Так я подбадривал себя, шагая от остановки автобуса к дому, и, видимо, так мне не хотелось говорить о Позднякове с его женой, когда он будет сидеть в соседней комнате, невольно прислушиваясь к приглушенным голосам за стенкой, столь остро я чувствовал предстоящую ему муку и неизбежное поругание его мужской гордости, что судьба сжалилась надо мной, а может быть, над ним: на мой звонок дверь открыла Анна Васильевна Желонкина и сказала:
— Вы к мужу?
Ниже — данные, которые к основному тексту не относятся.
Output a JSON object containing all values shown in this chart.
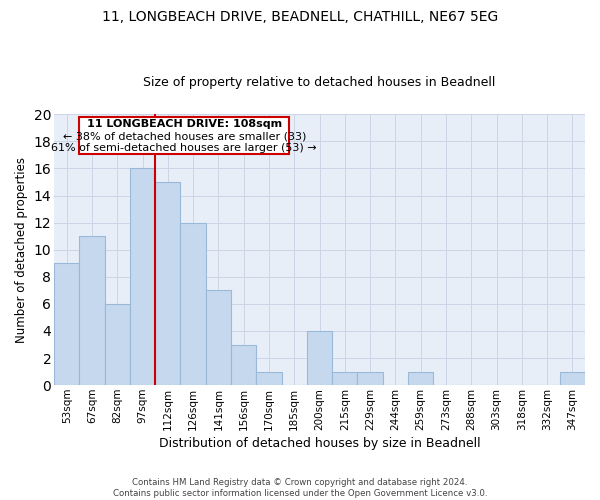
{
  "title1": "11, LONGBEACH DRIVE, BEADNELL, CHATHILL, NE67 5EG",
  "title2": "Size of property relative to detached houses in Beadnell",
  "xlabel": "Distribution of detached houses by size in Beadnell",
  "ylabel": "Number of detached properties",
  "categories": [
    "53sqm",
    "67sqm",
    "82sqm",
    "97sqm",
    "112sqm",
    "126sqm",
    "141sqm",
    "156sqm",
    "170sqm",
    "185sqm",
    "200sqm",
    "215sqm",
    "229sqm",
    "244sqm",
    "259sqm",
    "273sqm",
    "288sqm",
    "303sqm",
    "318sqm",
    "332sqm",
    "347sqm"
  ],
  "values": [
    9,
    11,
    6,
    16,
    15,
    12,
    7,
    3,
    1,
    0,
    4,
    1,
    1,
    0,
    1,
    0,
    0,
    0,
    0,
    0,
    1
  ],
  "bar_color": "#c5d8ee",
  "bar_edge_color": "#9ab8d8",
  "red_line_x": 4,
  "annotation_title": "11 LONGBEACH DRIVE: 108sqm",
  "annotation_line1": "← 38% of detached houses are smaller (33)",
  "annotation_line2": "61% of semi-detached houses are larger (53) →",
  "annotation_box_color": "#ffffff",
  "annotation_box_edge_color": "#cc0000",
  "red_line_color": "#cc0000",
  "grid_color": "#ccd5e5",
  "bg_color": "#e8eef8",
  "footer": "Contains HM Land Registry data © Crown copyright and database right 2024.\nContains public sector information licensed under the Open Government Licence v3.0.",
  "ylim": [
    0,
    20
  ],
  "yticks": [
    0,
    2,
    4,
    6,
    8,
    10,
    12,
    14,
    16,
    18,
    20
  ],
  "title1_fontsize": 10,
  "title2_fontsize": 9
}
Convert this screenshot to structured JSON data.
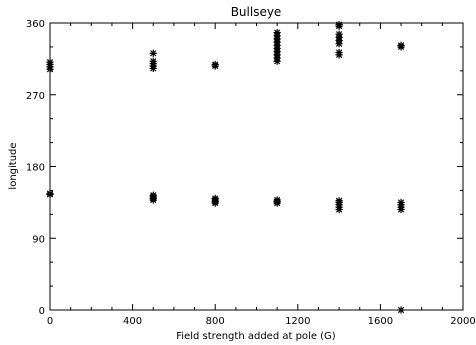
{
  "chart_data": {
    "type": "scatter",
    "title": "Bullseye",
    "xlabel": "Field strength added at pole (G)",
    "ylabel": "longitude",
    "xlim": [
      0,
      2000
    ],
    "ylim": [
      0,
      360
    ],
    "xticks": [
      0,
      400,
      800,
      1200,
      1600,
      2000
    ],
    "yticks": [
      0,
      90,
      180,
      270,
      360
    ],
    "marker": "asterisk",
    "grid": false,
    "legend": "none",
    "color": "#000000",
    "points": [
      {
        "x": 0,
        "y": 302
      },
      {
        "x": 0,
        "y": 305
      },
      {
        "x": 0,
        "y": 308
      },
      {
        "x": 0,
        "y": 311
      },
      {
        "x": 0,
        "y": 145
      },
      {
        "x": 0,
        "y": 146
      },
      {
        "x": 500,
        "y": 303
      },
      {
        "x": 500,
        "y": 306
      },
      {
        "x": 500,
        "y": 309
      },
      {
        "x": 500,
        "y": 312
      },
      {
        "x": 500,
        "y": 322
      },
      {
        "x": 500,
        "y": 138
      },
      {
        "x": 500,
        "y": 140
      },
      {
        "x": 500,
        "y": 142
      },
      {
        "x": 500,
        "y": 144
      },
      {
        "x": 800,
        "y": 306
      },
      {
        "x": 800,
        "y": 308
      },
      {
        "x": 800,
        "y": 134
      },
      {
        "x": 800,
        "y": 136
      },
      {
        "x": 800,
        "y": 138
      },
      {
        "x": 800,
        "y": 140
      },
      {
        "x": 1100,
        "y": 312
      },
      {
        "x": 1100,
        "y": 316
      },
      {
        "x": 1100,
        "y": 320
      },
      {
        "x": 1100,
        "y": 324
      },
      {
        "x": 1100,
        "y": 328
      },
      {
        "x": 1100,
        "y": 332
      },
      {
        "x": 1100,
        "y": 336
      },
      {
        "x": 1100,
        "y": 340
      },
      {
        "x": 1100,
        "y": 344
      },
      {
        "x": 1100,
        "y": 348
      },
      {
        "x": 1100,
        "y": 134
      },
      {
        "x": 1100,
        "y": 136
      },
      {
        "x": 1100,
        "y": 138
      },
      {
        "x": 1400,
        "y": 320
      },
      {
        "x": 1400,
        "y": 323
      },
      {
        "x": 1400,
        "y": 334
      },
      {
        "x": 1400,
        "y": 338
      },
      {
        "x": 1400,
        "y": 342
      },
      {
        "x": 1400,
        "y": 346
      },
      {
        "x": 1400,
        "y": 356
      },
      {
        "x": 1400,
        "y": 358
      },
      {
        "x": 1400,
        "y": 126
      },
      {
        "x": 1400,
        "y": 129
      },
      {
        "x": 1400,
        "y": 132
      },
      {
        "x": 1400,
        "y": 135
      },
      {
        "x": 1400,
        "y": 137
      },
      {
        "x": 1700,
        "y": 330
      },
      {
        "x": 1700,
        "y": 332
      },
      {
        "x": 1700,
        "y": 126
      },
      {
        "x": 1700,
        "y": 129
      },
      {
        "x": 1700,
        "y": 132
      },
      {
        "x": 1700,
        "y": 135
      },
      {
        "x": 1700,
        "y": 0
      }
    ]
  }
}
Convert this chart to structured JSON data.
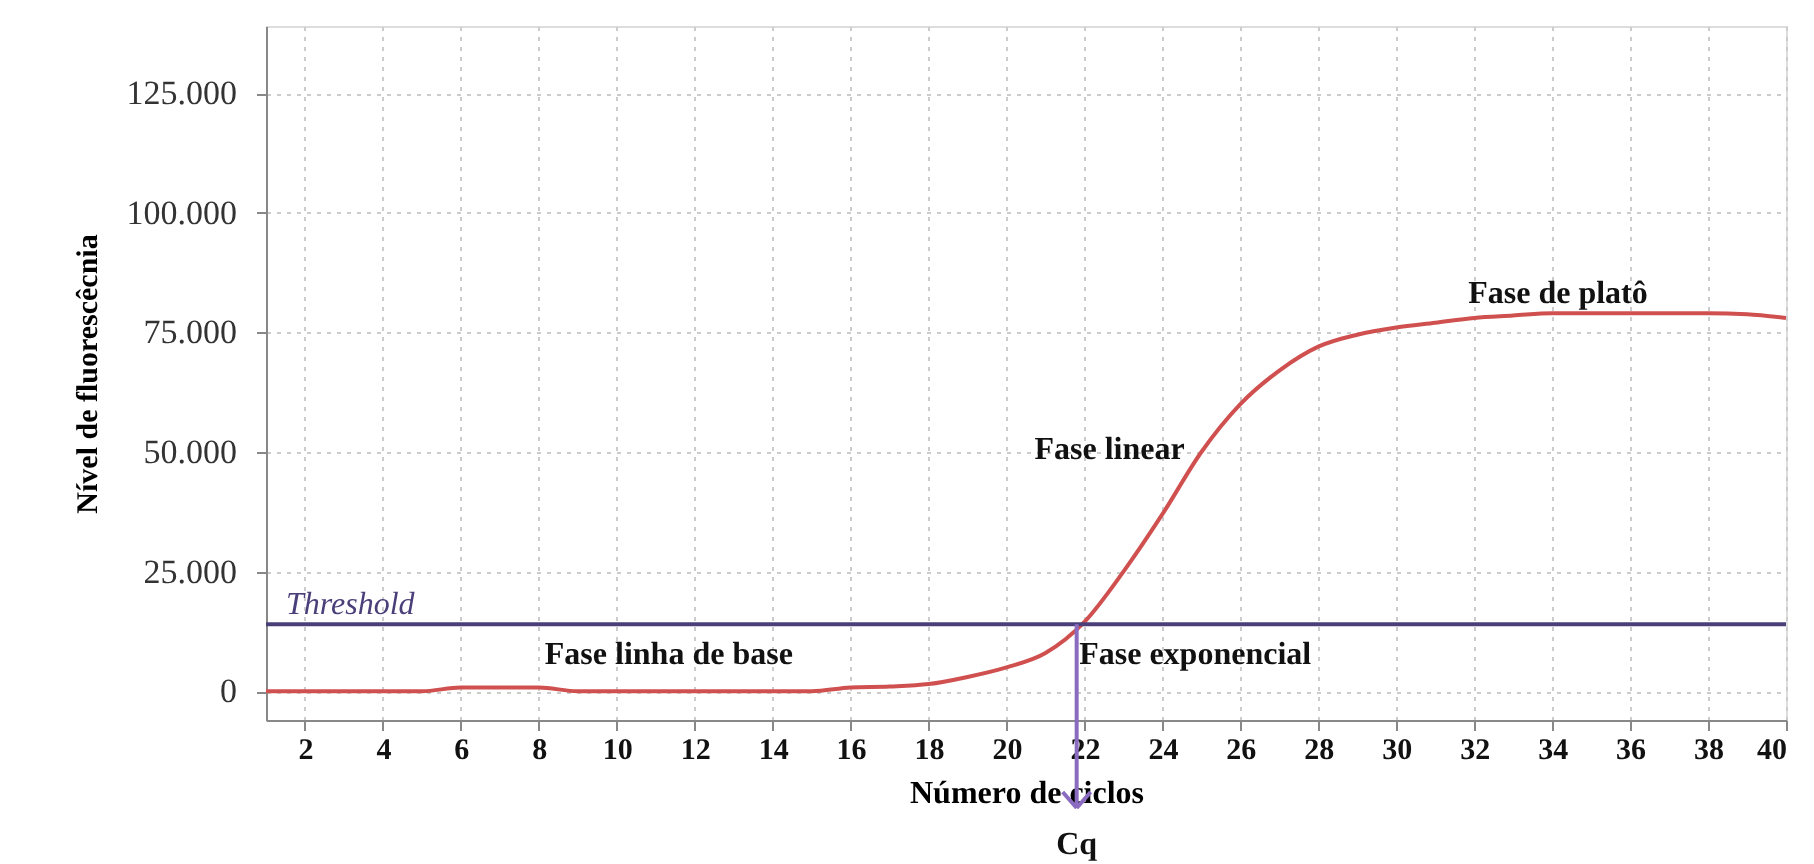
{
  "chart_data": {
    "type": "line",
    "xlabel": "Número de ciclos",
    "ylabel": "Nível de fluorescêcnia",
    "x": [
      1,
      2,
      3,
      4,
      5,
      6,
      7,
      8,
      9,
      10,
      11,
      12,
      13,
      14,
      15,
      16,
      17,
      18,
      19,
      20,
      21,
      22,
      23,
      24,
      25,
      26,
      27,
      28,
      29,
      30,
      31,
      32,
      33,
      34,
      35,
      36,
      37,
      38,
      39,
      40
    ],
    "series": [
      {
        "color": "#d05050",
        "values": [
          0,
          0,
          0,
          0,
          0,
          800,
          800,
          800,
          0,
          0,
          0,
          0,
          0,
          0,
          0,
          800,
          1000,
          1500,
          3000,
          5000,
          8000,
          14500,
          25000,
          37000,
          50000,
          60000,
          67000,
          72000,
          74500,
          76000,
          77000,
          78000,
          78500,
          79000,
          79000,
          79000,
          79000,
          79000,
          78800,
          78000
        ]
      }
    ],
    "xlim": [
      1,
      40
    ],
    "xticks": [
      2,
      4,
      6,
      8,
      10,
      12,
      14,
      16,
      18,
      20,
      22,
      24,
      26,
      28,
      30,
      32,
      34,
      36,
      38,
      40
    ],
    "ylim": [
      -6000,
      139000
    ],
    "yticks": [
      {
        "value": 0,
        "label": "0"
      },
      {
        "value": 25000,
        "label": "25.000"
      },
      {
        "value": 50000,
        "label": "50.000"
      },
      {
        "value": 75000,
        "label": "75.000"
      },
      {
        "value": 100000,
        "label": "100.000"
      },
      {
        "value": 125000,
        "label": "125.000"
      }
    ],
    "ref_lines": [
      {
        "axis": "y",
        "value": 14000,
        "label": "Threshold",
        "color": "#4b3f7a"
      },
      {
        "axis": "x",
        "value": 21.8,
        "label": "Cq",
        "color": "#8a6bbf"
      }
    ],
    "annotations": [
      "Fase linha de base",
      "Fase exponencial",
      "Fase linear",
      "Fase de platô"
    ],
    "grid": true,
    "marker": "none",
    "line_style": "solid"
  }
}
Его нет дома.
— Здравствуйте, Анна Васильевна! — сказал я почти с радостью, и она с посуровевшим сразу лицом, поскольку понять причины моего веселья не могла, да и думать об этом не хотела, сдержанно ответила:
— Добрый вечер.
— Я не к Андрею Филипповичу, я к вам.
— Да-а? — удивилась она. — Мне казалось, что в тот раз мы обо всем поговорили.
— Ну что вы, Анна Васильевна, нам и ста часов не хватит обо всем переговорить — разговор у нас очень серьезный.
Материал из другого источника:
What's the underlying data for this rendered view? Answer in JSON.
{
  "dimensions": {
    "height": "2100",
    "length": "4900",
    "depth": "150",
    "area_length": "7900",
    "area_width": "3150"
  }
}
— Ста часов у меня для вас нет, у меня для себя самой такого времени нет. Сколько я себя помню, мне не хватало времени. А если вы хотите говорить со мной опять о моей личной жизни, то я вам уже сказала: вас это не касается…
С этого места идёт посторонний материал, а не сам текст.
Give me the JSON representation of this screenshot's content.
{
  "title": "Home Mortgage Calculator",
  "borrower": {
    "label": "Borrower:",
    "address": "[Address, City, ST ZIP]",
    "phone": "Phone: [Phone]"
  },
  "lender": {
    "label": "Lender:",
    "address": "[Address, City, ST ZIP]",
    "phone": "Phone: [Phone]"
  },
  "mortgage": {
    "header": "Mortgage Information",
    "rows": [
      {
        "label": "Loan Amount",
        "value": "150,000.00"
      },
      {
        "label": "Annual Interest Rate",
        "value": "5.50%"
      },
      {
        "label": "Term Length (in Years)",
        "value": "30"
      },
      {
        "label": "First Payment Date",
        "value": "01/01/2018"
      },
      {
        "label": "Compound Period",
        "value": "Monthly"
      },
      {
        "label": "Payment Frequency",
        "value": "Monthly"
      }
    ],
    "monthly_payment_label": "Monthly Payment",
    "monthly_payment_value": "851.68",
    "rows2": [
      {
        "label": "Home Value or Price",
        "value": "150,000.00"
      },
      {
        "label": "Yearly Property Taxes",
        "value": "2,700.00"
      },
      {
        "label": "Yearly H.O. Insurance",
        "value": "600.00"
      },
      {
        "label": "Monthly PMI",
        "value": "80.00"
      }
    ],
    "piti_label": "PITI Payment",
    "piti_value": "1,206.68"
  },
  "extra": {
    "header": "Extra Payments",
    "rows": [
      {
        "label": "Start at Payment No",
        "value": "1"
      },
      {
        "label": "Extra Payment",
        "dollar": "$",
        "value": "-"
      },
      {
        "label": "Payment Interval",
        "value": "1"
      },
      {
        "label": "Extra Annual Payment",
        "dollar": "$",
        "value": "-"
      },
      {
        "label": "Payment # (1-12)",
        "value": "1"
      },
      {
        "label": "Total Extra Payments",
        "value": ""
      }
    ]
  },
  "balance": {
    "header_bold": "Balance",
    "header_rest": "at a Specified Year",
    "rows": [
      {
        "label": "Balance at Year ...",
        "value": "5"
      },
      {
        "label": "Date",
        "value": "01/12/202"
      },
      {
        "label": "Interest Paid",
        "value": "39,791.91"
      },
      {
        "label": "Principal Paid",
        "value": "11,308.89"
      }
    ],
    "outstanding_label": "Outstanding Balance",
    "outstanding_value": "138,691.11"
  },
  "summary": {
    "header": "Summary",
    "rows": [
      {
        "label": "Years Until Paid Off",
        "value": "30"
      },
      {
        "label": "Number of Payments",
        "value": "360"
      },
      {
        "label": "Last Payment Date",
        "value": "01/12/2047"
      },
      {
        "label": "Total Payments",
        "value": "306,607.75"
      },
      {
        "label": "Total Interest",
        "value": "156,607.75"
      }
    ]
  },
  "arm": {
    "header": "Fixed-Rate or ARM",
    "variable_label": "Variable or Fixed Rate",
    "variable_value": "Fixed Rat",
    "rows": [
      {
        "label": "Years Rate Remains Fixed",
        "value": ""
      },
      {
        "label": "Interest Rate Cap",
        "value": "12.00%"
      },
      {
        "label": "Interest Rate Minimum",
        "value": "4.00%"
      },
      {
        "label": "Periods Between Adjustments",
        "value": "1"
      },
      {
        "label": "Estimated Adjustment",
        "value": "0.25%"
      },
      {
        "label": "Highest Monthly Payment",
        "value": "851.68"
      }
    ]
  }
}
Я помолчал, мне мешало, что мы разговариваем стоя, как в трамвае.
— Меня это касается. И вас касается. Я бы мог вас вызвать для допроса в МУР, на Петровку.
— Почему же не вызвали? — Она сердито откинула голову назад.
— Потому что я не хочу вас допрашивать, я хочу расспросить. И бравировать своим равнодушием к судьбе Позднякова вам бы не стоило…
— Ну, знаете, я у вас советов не спрашивала и спрашивать не собираюсь!
— Это было правильно до тех пор, пока вашего мужа не отравили сильнодействующим препаратом, над которым вы сейчас работаете…
Она смотрела мне в лицо, и рот у нее то открывался, то закрывался, будто она хотела закричать во все горло, но удушье стиснуло горло, и нет воздуха, нет вздоха, нет сил, чтобы крикнуть, позвать на помощь, рассеять кошмар. И побледнела она мгновенно и тускло — так слепой вспышкой засвечивается вывернутая из кассеты фотопленка.
— Я… я… да… да…
Я взял ее за руку и повел на кухню, усадил на белый табурет, налил в чашку воды и заставил выпить. И за двадцать секунд на моих глазах свершилось мрачное чудо — с каждым глотком, с каждым вздохом она безнадежно быстро старела, словно каждая секунда отпечатывалась на ее померкшем лице целым годом. И прежде чем она успокоилась, еще до того, как она заговорила, я понял, что совершил ошибку: мне не надо было ехать сюда, просто незачем, ибо бессовестно без жизненной необходимости ворошить чужую боль.